Njoroge v Kubania (Civil Suit 16 of 2010) [2025] KEHC 6917 (KLR) (21 May 2025) (Ruling)
Neutral citation:
[2025] KEHC 6917 (KLR)
Republic of Kenya
Civil Suit 16 of 2010
E Ominde, J
May 21, 2025
Between
Duncan Njogu Njoroge
Applicant
and
Catherine Ntinyari Kubania
Respondent
Ruling
1.The Applicant herein filed a Chamber Summons application dated 20/09/2024, seeking;1.Spent.2.That the Honourable Court be pleased to set aside vary and/or review the orders dismissing the Application herein and reinstate it for hearing and determination on merit and for fair and just ends of justice.3.That such sought orders to be made are just and expedient in the interest of justice.
2.The application is premised on the ground therein and is further supported by the Applicant sworn on the same date.

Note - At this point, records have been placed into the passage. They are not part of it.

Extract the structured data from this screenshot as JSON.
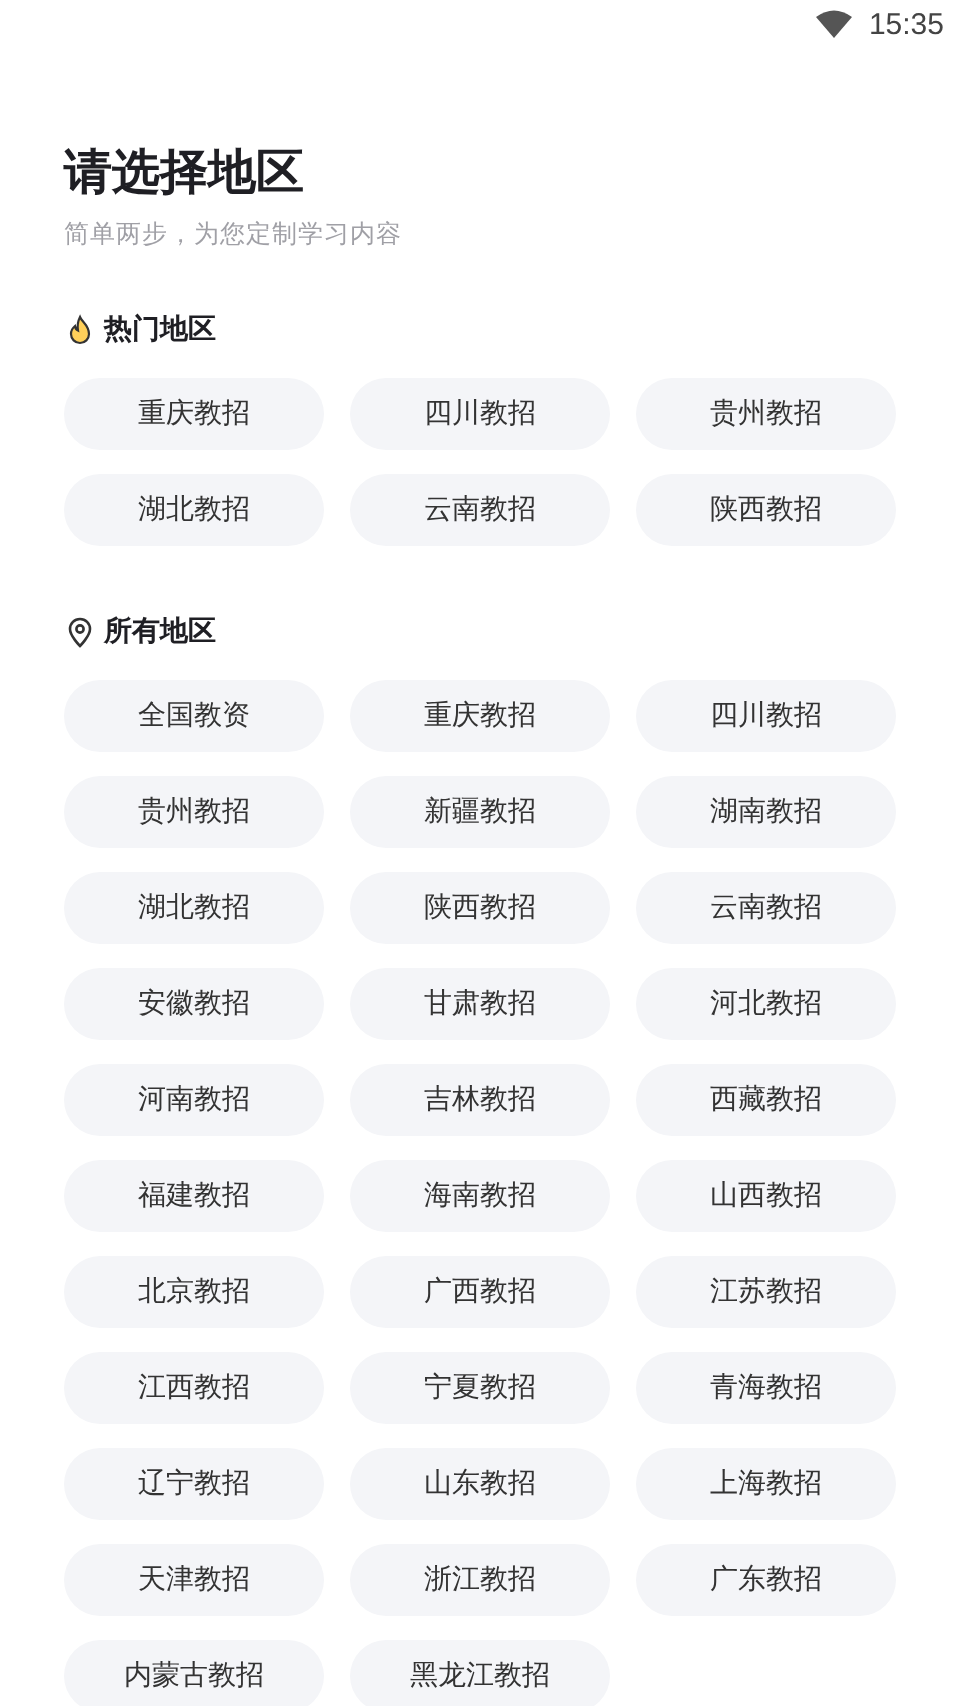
{
  "status_bar": {
    "time": "15:35"
  },
  "title": "请选择地区",
  "subtitle": "简单两步，为您定制学习内容",
  "sections": [
    {
      "kind": "hot",
      "heading": "热门地区",
      "regions": [
        "重庆教招",
        "四川教招",
        "贵州教招",
        "湖北教招",
        "云南教招",
        "陕西教招"
      ]
    },
    {
      "kind": "all",
      "heading": "所有地区",
      "regions": [
        "全国教资",
        "重庆教招",
        "四川教招",
        "贵州教招",
        "新疆教招",
        "湖南教招",
        "湖北教招",
        "陕西教招",
        "云南教招",
        "安徽教招",
        "甘肃教招",
        "河北教招",
        "河南教招",
        "吉林教招",
        "西藏教招",
        "福建教招",
        "海南教招",
        "山西教招",
        "北京教招",
        "广西教招",
        "江苏教招",
        "江西教招",
        "宁夏教招",
        "青海教招",
        "辽宁教招",
        "山东教招",
        "上海教招",
        "天津教招",
        "浙江教招",
        "广东教招",
        "内蒙古教招",
        "黑龙江教招"
      ]
    }
  ]
}
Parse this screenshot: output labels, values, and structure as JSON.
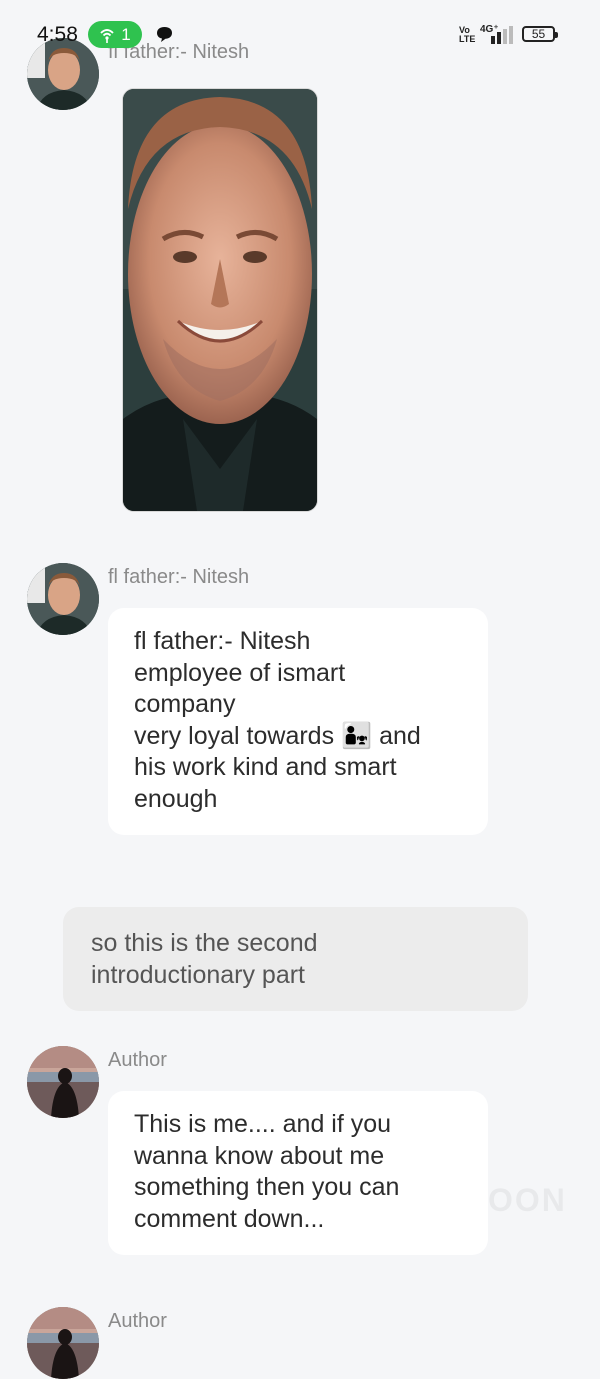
{
  "status_bar": {
    "time": "4:58",
    "hotspot_count": "1",
    "volte": "Vo LTE",
    "network": "4G⁺",
    "battery": "55"
  },
  "messages": [
    {
      "type": "image",
      "sender": "fl father:- Nitesh",
      "avatar_icon": "avatar-man-icon"
    },
    {
      "type": "text",
      "sender": "fl father:- Nitesh",
      "lines": [
        "fl father:- Nitesh",
        "employee of ismart",
        "company",
        "very loyal towards",
        "and",
        "his work kind and smart",
        "enough"
      ],
      "emoji": "👨‍👧"
    },
    {
      "type": "narration",
      "lines": [
        "so this is the second",
        "introductionary part"
      ]
    },
    {
      "type": "text",
      "sender": "Author",
      "lines": [
        "This is me.... and if you",
        "wanna  know about me",
        "something then you can",
        "comment down..."
      ]
    },
    {
      "type": "partial",
      "sender": "Author"
    }
  ],
  "watermark": "OON"
}
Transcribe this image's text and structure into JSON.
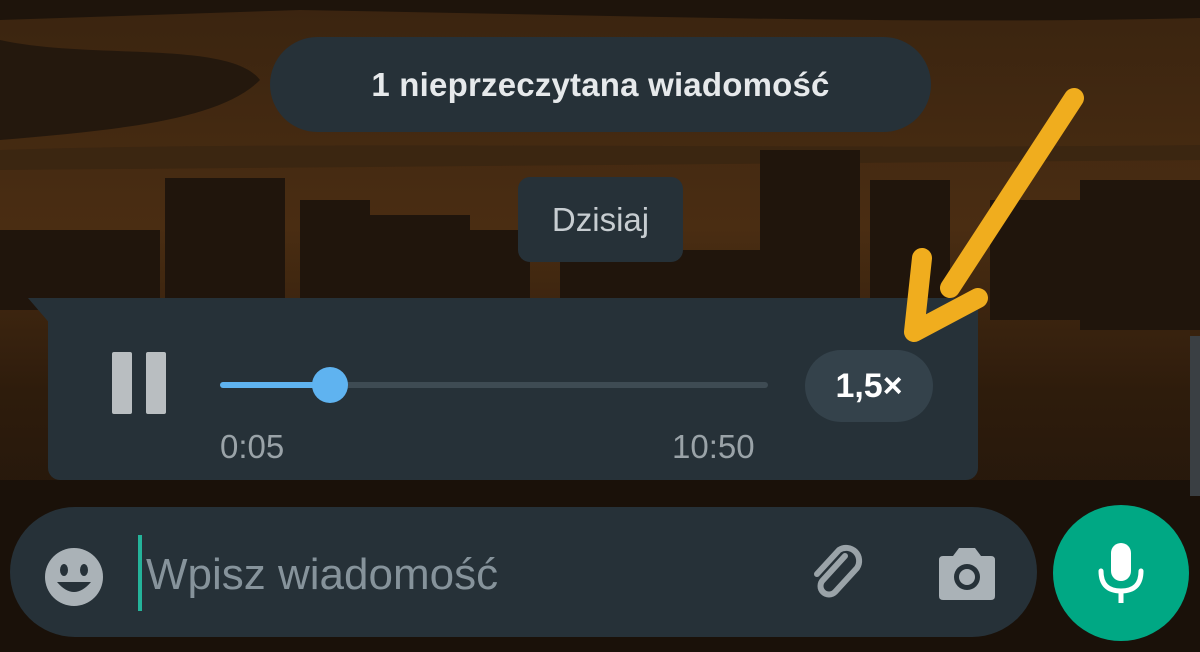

3.The Applicant deposed that this suit was dismissed for want of prosecution and non-attendance on 14/11/2023, that the failure by him to attend court was inadvertent and excusable as his Advocates on record were unaware that the file had been found and given a date, that even though the matter was filed in 2010, it progress has been hampered by circumstances beyond and his Advocates and that this file has been missing for considerable amount of time, specifically since 2011 and despite efforts to trace and locate it have been impossible.
4.The Applicant further deposed that at some point, the law firm was made to believe that the matter had been transferred to the Chief Magistrate’s Court Eldoret, which made the firm make tremendous efforts to locate it there.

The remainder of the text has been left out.